Получив такой афронт, Пушкин понял, что уже «не коготок увяз», а клетка захлопнулась, и пошел на попятный. Об этом он с горечью написал жене в середине июля: «На днях хандра меня взяла; подал я в отставку. Но получил от Жуковского такой нагоняй, а от Бенкендорфа такой сухой абшид, что я вструхнул, и Христом и Богом прошу, чтоб мне отставку не давали. А ты и рада, не так?» А дальше уже мысль о близкой смерти и о молве, которая ляжет на плечи детей: «Утешения мало им будет в том, что их папеньку схоронили как шута и что их маменька ужас как мила была на Аничковских балах».

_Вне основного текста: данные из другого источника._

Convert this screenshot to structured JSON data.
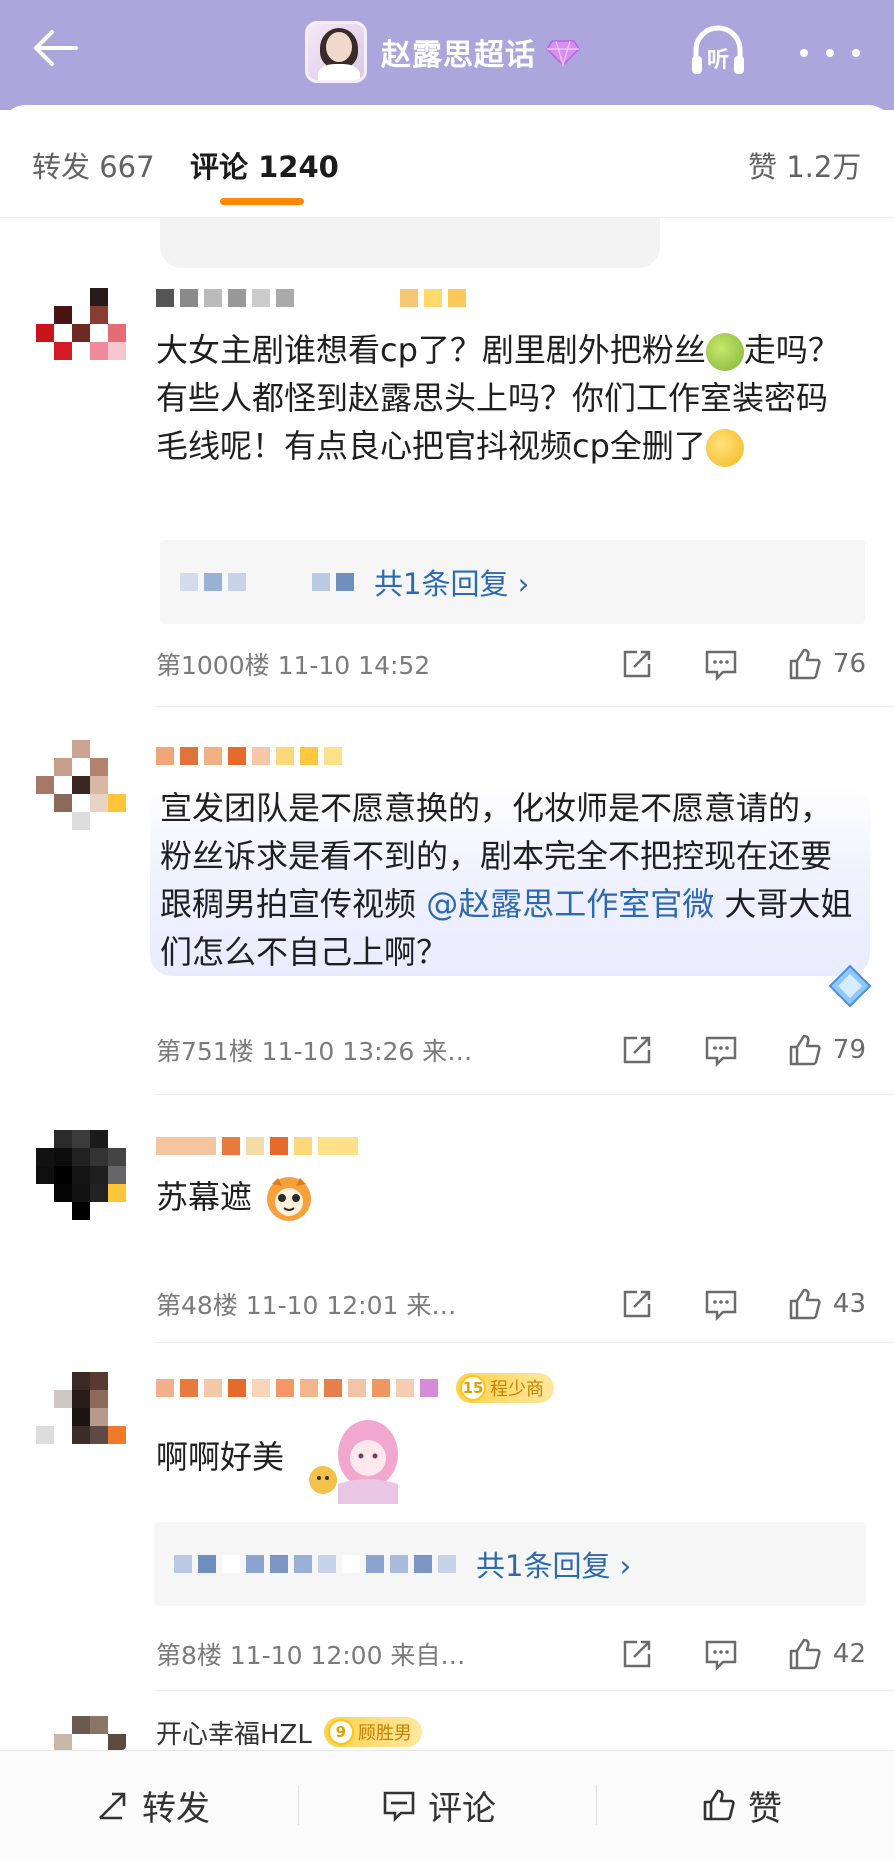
{
  "header": {
    "title": "赵露思超话",
    "listen_label": "听",
    "colors": {
      "bar": "#ada6dc",
      "accent": "#ff8a00",
      "link": "#2c69b3"
    }
  },
  "tabs": {
    "repost": "转发 667",
    "comments": "评论 1240",
    "likes": "赞 1.2万"
  },
  "comments": [
    {
      "text": "大女主剧谁想看cp了？剧里剧外把粉丝🤢走吗？有些人都怪到赵露思头上吗？你们工作室装密码毛线呢！有点良心把官抖视频cp全删了😓",
      "text_parts": [
        "大女主剧谁想看cp了？剧里剧外把粉丝",
        "走吗？有些人都怪到赵露思头上吗？你们工作室装密码毛线呢！有点良心把官抖视频cp全删了"
      ],
      "reply": "共1条回复 ›",
      "meta": "第1000楼  11-10 14:52",
      "likes": "76"
    },
    {
      "text_parts": [
        "宣发团队是不愿意换的，化妆师是不愿意请的，粉丝诉求是看不到的，剧本完全不把控现在还要跟稠男拍宣传视频 ",
        "@赵露思工作室官微",
        " 大哥大姐们怎么不自己上啊？"
      ],
      "meta": "第751楼  11-10 13:26  来…",
      "likes": "79"
    },
    {
      "text": "苏幕遮",
      "meta": "第48楼  11-10 12:01  来…",
      "likes": "43"
    },
    {
      "text": "啊啊好美",
      "badge_level": "15",
      "badge_text": "程少商",
      "reply": "共1条回复 ›",
      "meta": "第8楼  11-10 12:00  来自…",
      "likes": "42"
    },
    {
      "username": "开心幸福HZL",
      "badge_level": "9",
      "badge_text": "顾胜男"
    }
  ],
  "bottom_bar": {
    "repost": "转发",
    "comment": "评论",
    "like": "赞"
  }
}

Все знает Александр Сергеевич! И что в вопросе об отставке милая его женушка – союзница царя, Жуковского и Бенкендорфа; и что только его смерть разрубит затягивающийся узел трагедии; и даже то, что его величество будут крайне недовольны, что в гробу поэт окажется в цивильной одежде, а не в камер-юнкерском («шутовском») мундире.

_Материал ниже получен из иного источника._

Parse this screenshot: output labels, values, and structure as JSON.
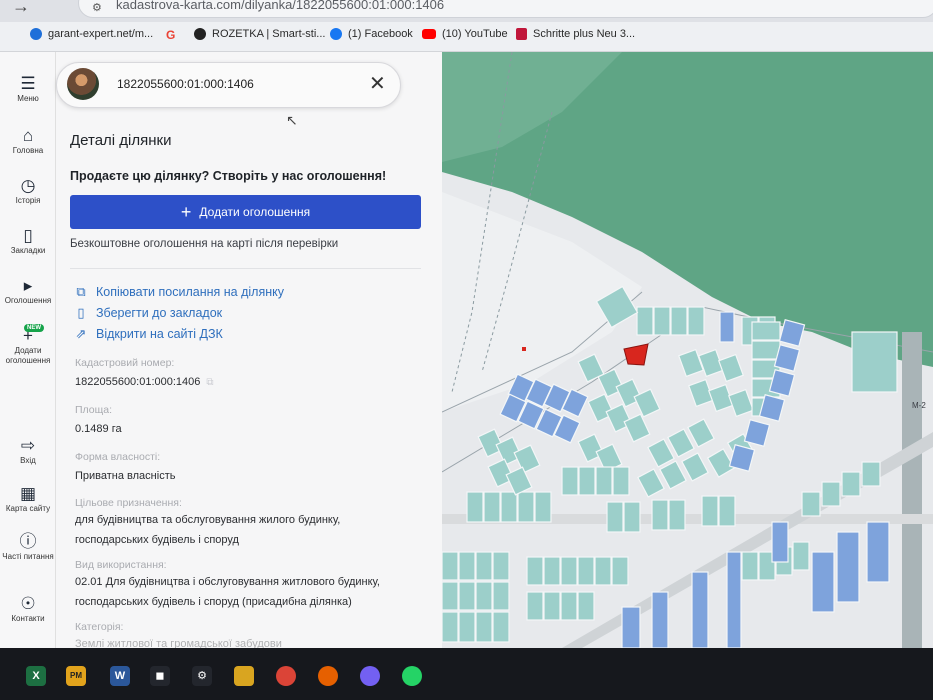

Впрочем, для того чтобы вычислить позицию жены, Пушкину совсем не надо было быть провидцем. Уже в начале лета Наталья Николаевна приняла твердое решение привезти сестричек в Петербург. Какая уж тут отставка, деревня! Пушкин пытался было сопротивляться. Куда там. В октябре все сестрички воссоединились в квартире Пушкина. История с отставкой закончилась фарсом. Все остались на своих местах и в прежней позиции. Добавились лишь Екатерина и Александра Гончаровы. Да еще сказка «О золотом петушке», чуть ли не пророческий результат болдинской осени 1834 г.:
Глава 4
Болото. Отчаяние
Пушкин понимает, что его хотят сделать «покладистым вольнодумцем», фрондером на коротком поводке. Стань как все, и тебе будет хорошо. Александр Сергеевич ершится, а ему говорят – без вариантов: супругой своей ты свету угодил, а через нее мы принимаем и тебя. Жалование положили хорошее, в архивы царские допустили, чтобы стал в перспективе историографом российским (но при личной его величества цензуре). Вот уж где «разбитое корыто», крах всех надежд на как минимум уважительное отношение к творцу, знавшему себе цену («Вознесся выше он главою непокорной Александрийского столпа» – выстрадано годами сопоставления своего творчества с придворными умами, да что там с придворными – венценосными ничтожествами). «Независимость и самоуважение одни могут нас возвысить над мелочами жизни и над бурями судьбы» – писал Пушкин в заметке о письмах Вольтера. Именно эти ценности таяли как шагреневая кожа. Одно разочарование следует за другим.
От былой надежды быть подцензурным только царю не осталось и следа. Пушкин бесится: «Уваров большой подлец. Он кричит о моей книге, как о возмутительном сочинении. Его клеврет Дундуков (дурак и бардаш) преследует меня своим цензурным комитетом. Он не соглашается, чтобы я печатал свои сочинения с одного согласия государя. Царь любит, да псарь не любит» (Дневник, февраль 1835 г.). Думаю, что царь был прекрасно осведомлен о поведении Уварова и Дондукова, и одобрял их действия. Важно было пресекать все попытки поэта претендовать на исключительность. Будешь как все.
Пушкин как никогда понимает, что, оставаясь при дворе, он утрачивает не только независимость, но и остатки самоуважения. Опять появляются мечта о жизни вне Петербурга. «Пушкин в восхищении от деревенской жизни и говорит, что это вызывает в нем желание там остаться. Но его жена не имеет к этому никакого желания, и потом – его не отпустят» (А.Н. Вульф – Е.Н. Вревской, 24 мая 1835 г.).